What does it mean to have an experience of game-mediated, post-apocalyptic déjà vu in a real American city?

I wasn’t prepared for the kind of economic and physical devastation that we witnessed on our recent road trip through towns of the post-industrial American Rust Belt. The withered and decaying cities and towns couldn’t cut a sharper contrast with the vibrancy and growth of Chinese factory towns, with which I am much more familiar.

I had no previous experience to which I could compare what we saw in places like Gary. I have visited poor pockets of large cities—neighborhoods or areas that have been ghettoized and neglected while the wealthy move to cluster together creating more affluent spaces. In the case of Gary, however, I had no precedent for seeing so many burned out and boarded up shops and homes. Entire city blocks laid to waste. Local schools boarded up and forgotten. In many areas the skeletal remains of structures were overgrown like ancient ruins. It was so overwhelming and on such a city-wide scale that I gave up even trying to take any photos. We just drove around and tried to make sense of what we were looking at.

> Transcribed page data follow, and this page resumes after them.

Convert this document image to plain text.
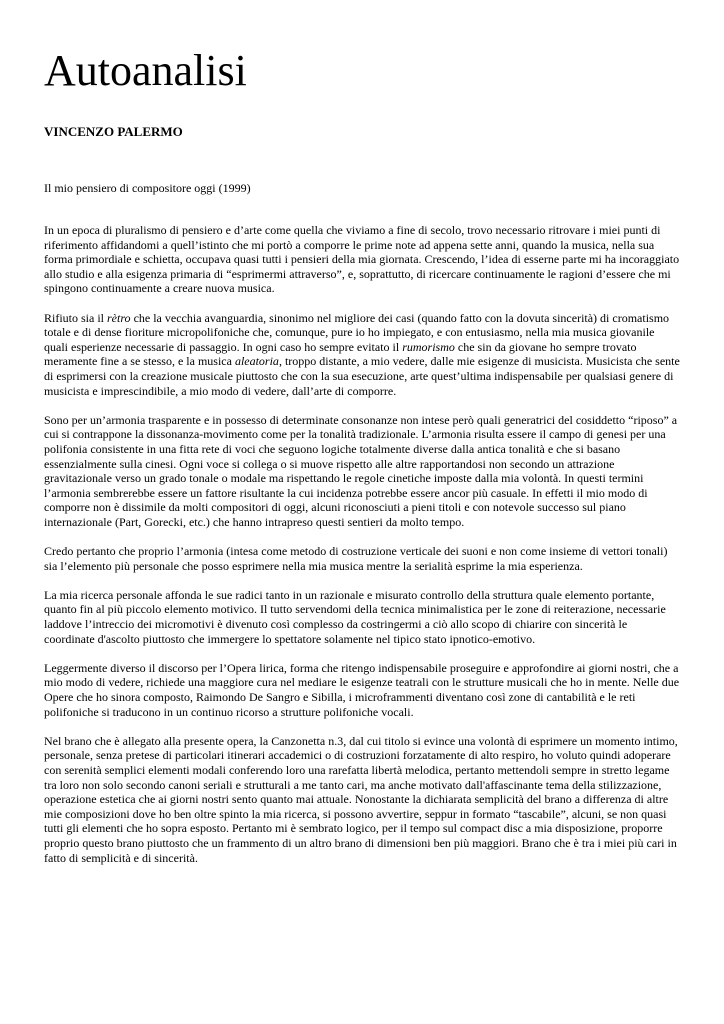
Autoanalisi
VINCENZO PALERMO
Il mio pensiero di compositore oggi (1999)

In un epoca di pluralismo di pensiero e d’arte come quella che viviamo a fine di secolo, trovo necessario ritrovare i miei punti di riferimento affidandomi a quell’istinto che mi portò a comporre le prime note ad appena sette anni, quando la musica, nella sua forma primordiale e schietta, occupava quasi tutti i pensieri della mia giornata. Crescendo, l’idea di esserne parte mi ha incoraggiato allo studio e alla esigenza primaria di “esprimermi attraverso”, e, soprattutto, di ricercare continuamente le ragioni d’essere che mi spingono continuamente a creare nuova musica.

Rifiuto sia il rètro che la vecchia avanguardia, sinonimo nel migliore dei casi (quando fatto con la dovuta sincerità) di cromatismo totale e di dense fioriture micropolifoniche che, comunque, pure io ho impiegato, e con entusiasmo, nella mia musica giovanile quali esperienze necessarie di passaggio. In ogni caso ho sempre evitato il rumorismo che sin da giovane ho sempre trovato meramente fine a se stesso, e la musica aleatoria, troppo distante, a mio vedere, dalle mie esigenze di musicista. Musicista che sente di esprimersi con la creazione musicale piuttosto che con la sua esecuzione, arte quest’ultima indispensabile per qualsiasi genere di musicista e imprescindibile, a mio modo di vedere, dall’arte di comporre.

Sono per un’armonia trasparente e in possesso di determinate consonanze non intese però quali generatrici del cosiddetto “riposo” a cui si contrappone la dissonanza-movimento come per la tonalità tradizionale. L’armonia risulta essere il campo di genesi per una polifonia consistente in una fitta rete di voci che seguono logiche totalmente diverse dalla antica tonalità e che si basano essenzialmente sulla cinesi. Ogni voce si collega o si muove rispetto alle altre rapportandosi non secondo un attrazione gravitazionale verso un grado tonale o modale ma rispettando le regole cinetiche imposte dalla mia volontà. In questi termini l’armonia sembrerebbe essere un fattore risultante la cui incidenza potrebbe essere ancor più casuale. In effetti il mio modo di comporre non è dissimile da molti compositori di oggi, alcuni riconosciuti a pieni titoli e con notevole successo sul piano internazionale (Part, Gorecki, etc.) che hanno intrapreso questi sentieri da molto tempo.

Credo pertanto che proprio l’armonia (intesa come metodo di costruzione verticale dei suoni e non come insieme di vettori tonali) sia l’elemento più personale che posso esprimere nella mia musica mentre la serialità esprime la mia esperienza.

La mia ricerca personale affonda le sue radici tanto in un razionale e misurato controllo della struttura quale elemento portante, quanto fin al più piccolo elemento motivico. Il tutto servendomi della tecnica minimalistica per le zone di reiterazione, necessarie laddove l’intreccio dei micromotivi è divenuto così complesso da costringermi a ciò allo scopo di chiarire con sincerità le coordinate d'ascolto piuttosto che immergere lo spettatore solamente nel tipico stato ipnotico-emotivo.

Leggermente diverso il discorso per l’Opera lirica, forma che ritengo indispensabile proseguire e approfondire ai giorni nostri, che a mio modo di vedere, richiede una maggiore cura nel mediare le esigenze teatrali con le strutture musicali che ho in mente. Nelle due Opere che ho sinora composto, Raimondo De Sangro e Sibilla, i microframmenti diventano così zone di cantabilità e le reti polifoniche si traducono in un continuo ricorso a strutture polifoniche vocali.

Nel brano che è allegato alla presente opera, la Canzonetta n.3, dal cui titolo si evince una volontà di esprimere un momento intimo, personale, senza pretese di particolari itinerari accademici o di costruzioni forzatamente di alto respiro, ho voluto quindi adoperare con serenità semplici elementi modali conferendo loro una rarefatta libertà melodica, pertanto mettendoli sempre in stretto legame tra loro non solo secondo canoni seriali e strutturali a me tanto cari, ma anche motivato dall'affascinante tema della stilizzazione, operazione estetica che ai giorni nostri sento quanto mai attuale. Nonostante la dichiarata semplicità del brano a differenza di altre mie composizioni dove ho ben oltre spinto la mia ricerca, si possono avvertire, seppur in formato “tascabile”, alcuni, se non quasi tutti gli elementi che ho sopra esposto. Pertanto mi è sembrato logico, per il tempo sul compact disc a mia disposizione, proporre proprio questo brano piuttosto che un frammento di un altro brano di dimensioni ben più maggiori. Brano che è tra i miei più cari in fatto di semplicità e di sincerità.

Sure, there were signs of life. The wasteland of Gary’s downtown area was punctuated by small struggling local shops—a wig store, a local BBQ restaurant, the occasional dollar store or chain fast food restaurant. We drove through some small neighborhoods with some well-kept streets and lawns. People are living in Gary and they are clearly working with what what is left. There is even a prosperous pocket on the shore of Lake Michigan cut off from the rest of the city by a conveniently placed national park. These, however, were small encampments—vestigial remnants—within the space of a city that had once clearly been larger and more prosperous. Judging from the billboards that lined the local highway, the only growth industries were personal injury lawyers and adult superstores.

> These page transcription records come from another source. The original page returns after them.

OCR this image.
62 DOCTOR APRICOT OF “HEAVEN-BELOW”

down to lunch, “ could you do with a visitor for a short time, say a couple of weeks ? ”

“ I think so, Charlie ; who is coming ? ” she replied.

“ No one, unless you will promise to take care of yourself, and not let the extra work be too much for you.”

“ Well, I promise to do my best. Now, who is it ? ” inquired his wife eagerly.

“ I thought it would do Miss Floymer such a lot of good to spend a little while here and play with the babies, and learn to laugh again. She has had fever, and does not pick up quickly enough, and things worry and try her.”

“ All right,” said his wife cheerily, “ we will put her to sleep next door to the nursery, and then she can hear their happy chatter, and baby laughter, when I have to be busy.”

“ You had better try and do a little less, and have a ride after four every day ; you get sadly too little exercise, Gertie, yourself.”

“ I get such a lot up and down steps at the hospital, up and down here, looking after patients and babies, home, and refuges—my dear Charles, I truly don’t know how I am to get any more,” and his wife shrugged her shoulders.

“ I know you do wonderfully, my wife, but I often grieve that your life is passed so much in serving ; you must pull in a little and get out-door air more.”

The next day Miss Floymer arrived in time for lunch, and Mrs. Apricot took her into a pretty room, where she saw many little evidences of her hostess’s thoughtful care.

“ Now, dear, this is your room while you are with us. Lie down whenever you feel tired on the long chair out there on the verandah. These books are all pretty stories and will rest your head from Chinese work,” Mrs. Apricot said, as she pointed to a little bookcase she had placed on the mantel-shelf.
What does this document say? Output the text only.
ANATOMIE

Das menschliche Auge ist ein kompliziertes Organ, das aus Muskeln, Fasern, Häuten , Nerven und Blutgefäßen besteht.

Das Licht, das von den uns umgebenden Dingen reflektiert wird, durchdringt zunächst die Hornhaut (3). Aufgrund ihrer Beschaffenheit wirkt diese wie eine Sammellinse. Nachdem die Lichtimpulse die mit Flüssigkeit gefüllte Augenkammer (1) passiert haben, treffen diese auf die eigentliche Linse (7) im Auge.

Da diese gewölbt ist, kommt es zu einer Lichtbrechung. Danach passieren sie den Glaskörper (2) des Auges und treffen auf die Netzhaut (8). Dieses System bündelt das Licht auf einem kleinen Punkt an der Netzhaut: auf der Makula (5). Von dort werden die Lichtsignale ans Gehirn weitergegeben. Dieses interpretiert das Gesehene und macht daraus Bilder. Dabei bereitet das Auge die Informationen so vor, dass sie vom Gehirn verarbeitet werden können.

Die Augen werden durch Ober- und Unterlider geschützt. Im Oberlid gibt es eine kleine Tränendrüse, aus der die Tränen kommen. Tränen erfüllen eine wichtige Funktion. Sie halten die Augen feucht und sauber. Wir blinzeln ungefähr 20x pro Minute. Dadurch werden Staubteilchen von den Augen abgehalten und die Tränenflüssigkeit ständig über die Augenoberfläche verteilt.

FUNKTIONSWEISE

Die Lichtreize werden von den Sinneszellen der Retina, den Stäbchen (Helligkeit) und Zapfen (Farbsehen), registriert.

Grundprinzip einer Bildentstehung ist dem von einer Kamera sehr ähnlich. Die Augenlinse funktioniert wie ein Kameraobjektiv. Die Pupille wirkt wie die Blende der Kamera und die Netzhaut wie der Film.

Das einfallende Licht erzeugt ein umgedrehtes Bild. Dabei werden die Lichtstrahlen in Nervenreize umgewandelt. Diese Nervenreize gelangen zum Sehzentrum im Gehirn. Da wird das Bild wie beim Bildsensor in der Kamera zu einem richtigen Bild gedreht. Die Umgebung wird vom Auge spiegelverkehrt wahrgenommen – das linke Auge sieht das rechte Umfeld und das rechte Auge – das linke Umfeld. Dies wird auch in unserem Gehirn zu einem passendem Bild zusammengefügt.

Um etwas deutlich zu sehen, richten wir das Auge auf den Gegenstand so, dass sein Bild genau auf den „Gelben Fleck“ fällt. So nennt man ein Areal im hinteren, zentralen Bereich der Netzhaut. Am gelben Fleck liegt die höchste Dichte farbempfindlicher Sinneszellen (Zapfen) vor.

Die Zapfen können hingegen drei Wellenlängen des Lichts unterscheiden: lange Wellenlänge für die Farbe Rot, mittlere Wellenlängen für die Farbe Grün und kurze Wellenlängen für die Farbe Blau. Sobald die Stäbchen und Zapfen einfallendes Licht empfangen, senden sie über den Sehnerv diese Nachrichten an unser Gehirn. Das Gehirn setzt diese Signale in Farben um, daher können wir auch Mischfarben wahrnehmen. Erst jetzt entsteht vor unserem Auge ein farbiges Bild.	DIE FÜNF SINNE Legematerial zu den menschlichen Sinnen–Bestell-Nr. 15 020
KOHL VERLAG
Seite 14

It isn’t much of a stretch to say that many post-industrial American cities we visited on our trip are zombified, “walking dead”. Born as factory towns and then killed by the factory’s downsizing, closure or move overseas, many remain animated, consuming simply with very little of the vibrancy, diversity and variety of economic and social activity of a healthy economy. OK, that is a bit of an overstatement that doesn’t acknowledge the work locals are doing to keep their communities going and the ways that Gary connects to the larger regional and national economy. Nevertheless, the extent to which cities like Gary have shrunk and withered—reducing the options and opportunities for the people who remain—it doesn’t seem that much of an exaggeration. Gary now appears reduced to post-disaster economy that verges on the science-fictional—with bands of surviving humans eking out an existence any way they can.

I have honestly never seen anything like Gary anywhere in the US and the experience of visiting was shocking and disorienting—disorienting to be in such an unfamiliar place in one’s “own country.” I really did experience Gary as an “other America.” While driving around, I could only compare the ravaged cityscape to the kind of images I have seen in fictional post-apocalyptic dramas like Mad Max, or the Walking Dead.

And, it seems from my moment of déjà vu, the expereinces of video games.